If the Broncos win, I’m painting the Golden Gate Bridge orange.
I’m setting up a table at interview night. Meeting is 25 cents
Tomorrow I’m escaping into Alcatraz
Camping is all in tents and purposes outside
Bill, the book I got you for Christmas is due back at the library today

Note: Bill = Bill Plaschke, another panelist on the show

Hedgehogs are rude. They never share the hedge.
I once auditioned to be a trumpeter, but I blew it

Early to bed,
early to rise,
means you can't
watch west coast games

Never give up on your dreams. Unless your dream is to be younger.
Math: The only place people buy 72 oranges and no one wonders why
A bizarre bazaar is a strange place to shop
Reali sits on paper towels. Mute me on the bounty.

Note: Reali = Tony Reali, the host of ATH.
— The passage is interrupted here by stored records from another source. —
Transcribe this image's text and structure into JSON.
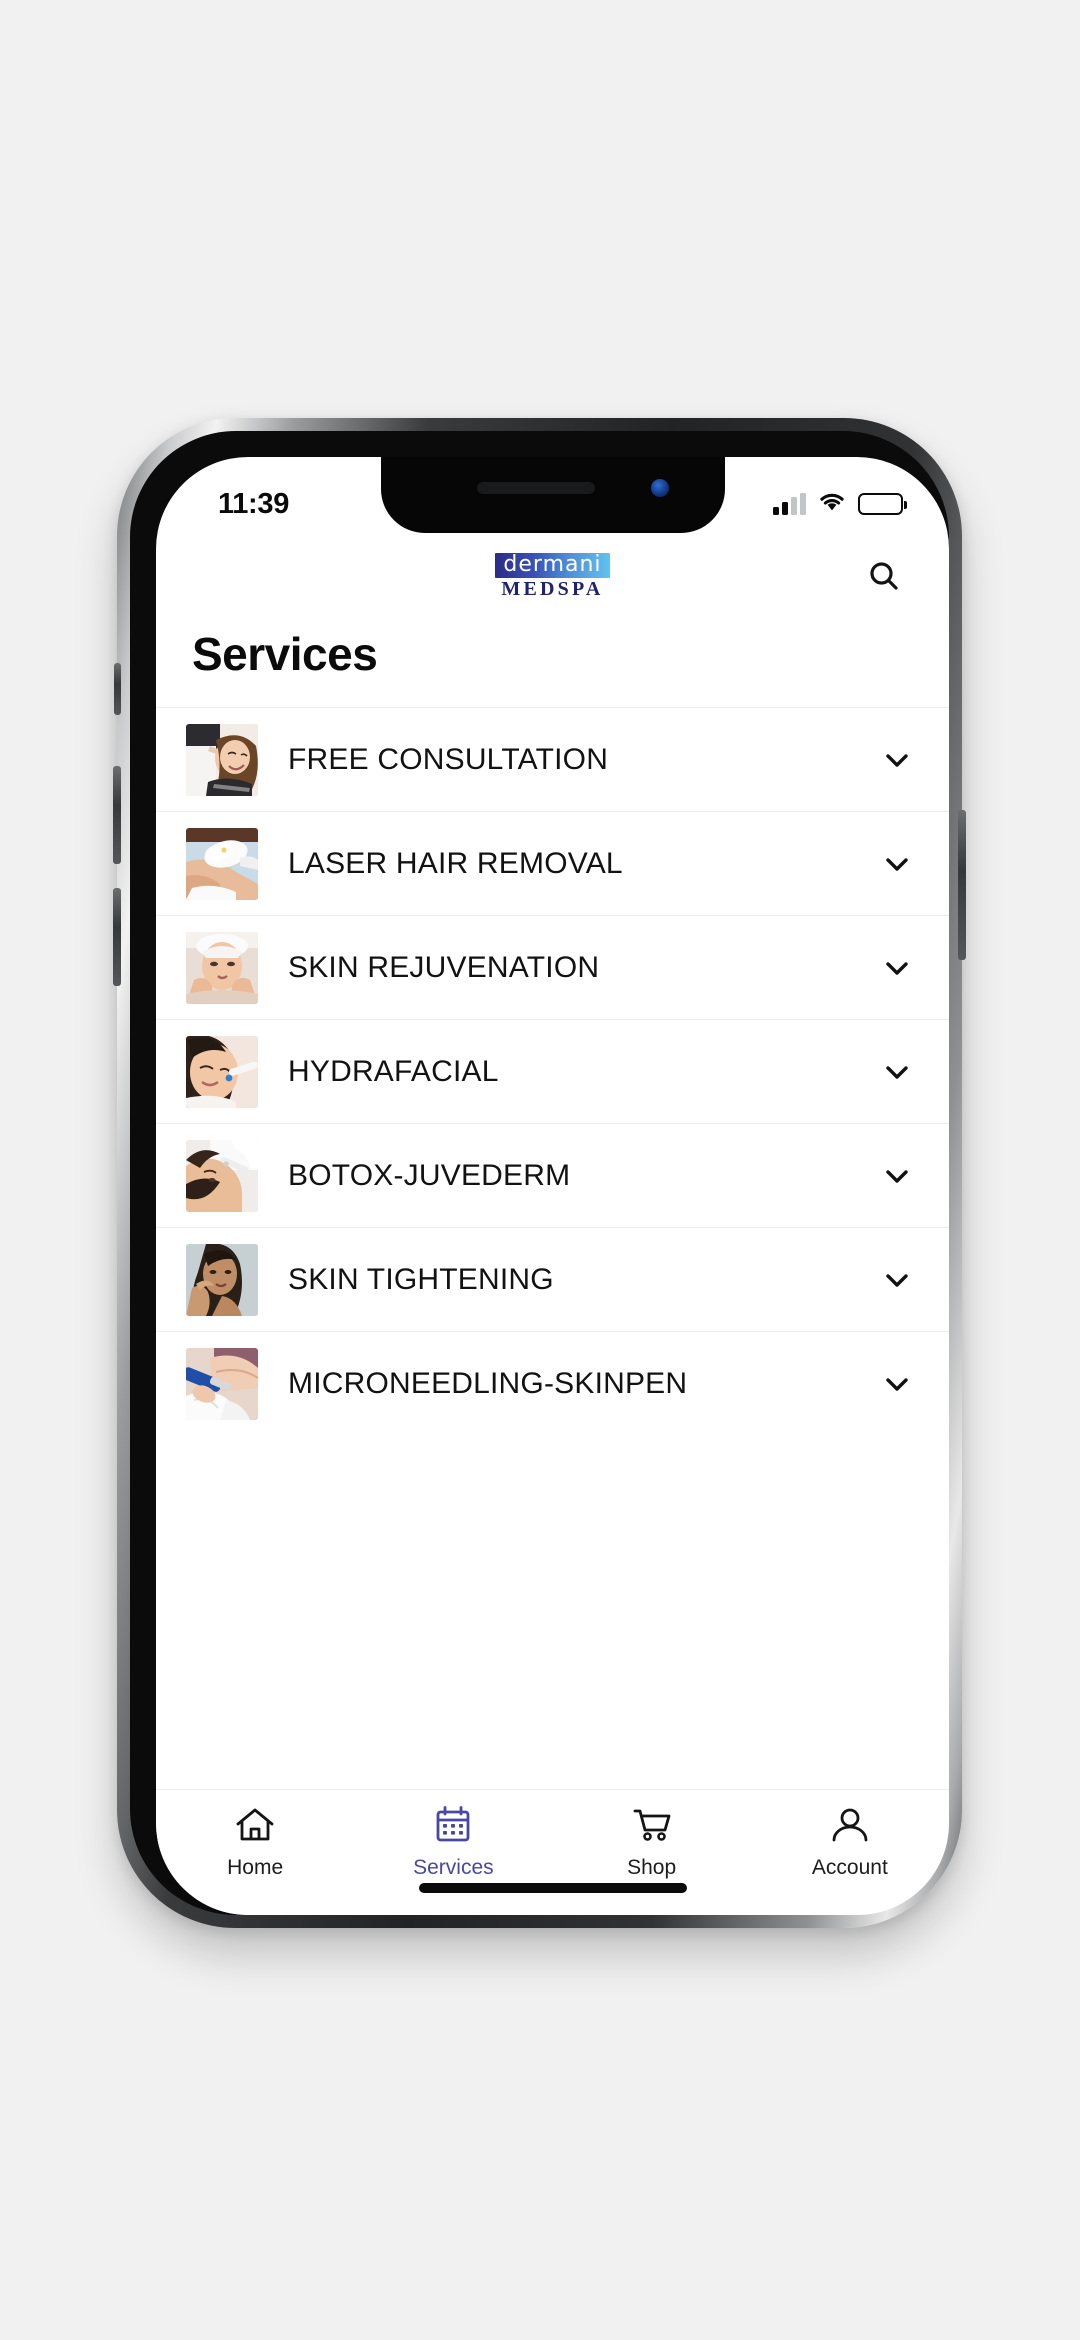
{
  "status_bar": {
    "time": "11:39",
    "signal_icon": "cellular-signal-icon",
    "signal_bars_filled": 2,
    "signal_bars_total": 4,
    "wifi_icon": "wifi-icon",
    "battery_icon": "battery-icon",
    "battery_color": "#f9c515"
  },
  "header": {
    "logo_primary": "dermani",
    "logo_secondary": "MEDSPA",
    "logo_gradient_from": "#2b2c86",
    "logo_gradient_to": "#63c2ec",
    "search_icon": "search-icon"
  },
  "page": {
    "title": "Services"
  },
  "services": [
    {
      "label": "FREE CONSULTATION",
      "chevron": "chevron-down-icon",
      "thumb": "woman-receiving-consultation-photo"
    },
    {
      "label": "LASER HAIR REMOVAL",
      "chevron": "chevron-down-icon",
      "thumb": "laser-device-on-leg-photo"
    },
    {
      "label": "SKIN REJUVENATION",
      "chevron": "chevron-down-icon",
      "thumb": "woman-facial-treatment-photo"
    },
    {
      "label": "HYDRAFACIAL",
      "chevron": "chevron-down-icon",
      "thumb": "hydrafacial-wand-on-cheek-photo"
    },
    {
      "label": "BOTOX-JUVEDERM",
      "chevron": "chevron-down-icon",
      "thumb": "forehead-injection-photo"
    },
    {
      "label": "SKIN TIGHTENING",
      "chevron": "chevron-down-icon",
      "thumb": "woman-touching-face-photo"
    },
    {
      "label": "MICRONEEDLING-SKINPEN",
      "chevron": "chevron-down-icon",
      "thumb": "microneedling-pen-photo"
    }
  ],
  "bottom_nav": {
    "active_color": "#4a47a3",
    "inactive_color": "#1c1c1c",
    "items": [
      {
        "label": "Home",
        "icon": "home-icon",
        "active": false
      },
      {
        "label": "Services",
        "icon": "calendar-icon",
        "active": true
      },
      {
        "label": "Shop",
        "icon": "cart-icon",
        "active": false
      },
      {
        "label": "Account",
        "icon": "person-icon",
        "active": false
      }
    ]
  }
}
Loading an online shopping cart with $1.4 billion worth of random stuff takes a long time
Always give 100 percent. Unless you’re donating blood.
My accupuncturist always gets the jab well done

Note: accupuncturist [sic]

Do lobster cops use rubber bands instead of handcuffs?
The Miss Universe pageant is fixed. Every winner has been from Earth
When in doubt I mumble and hope not to get muted
We all know babies come from storks, but do the heavier ones come from cranes?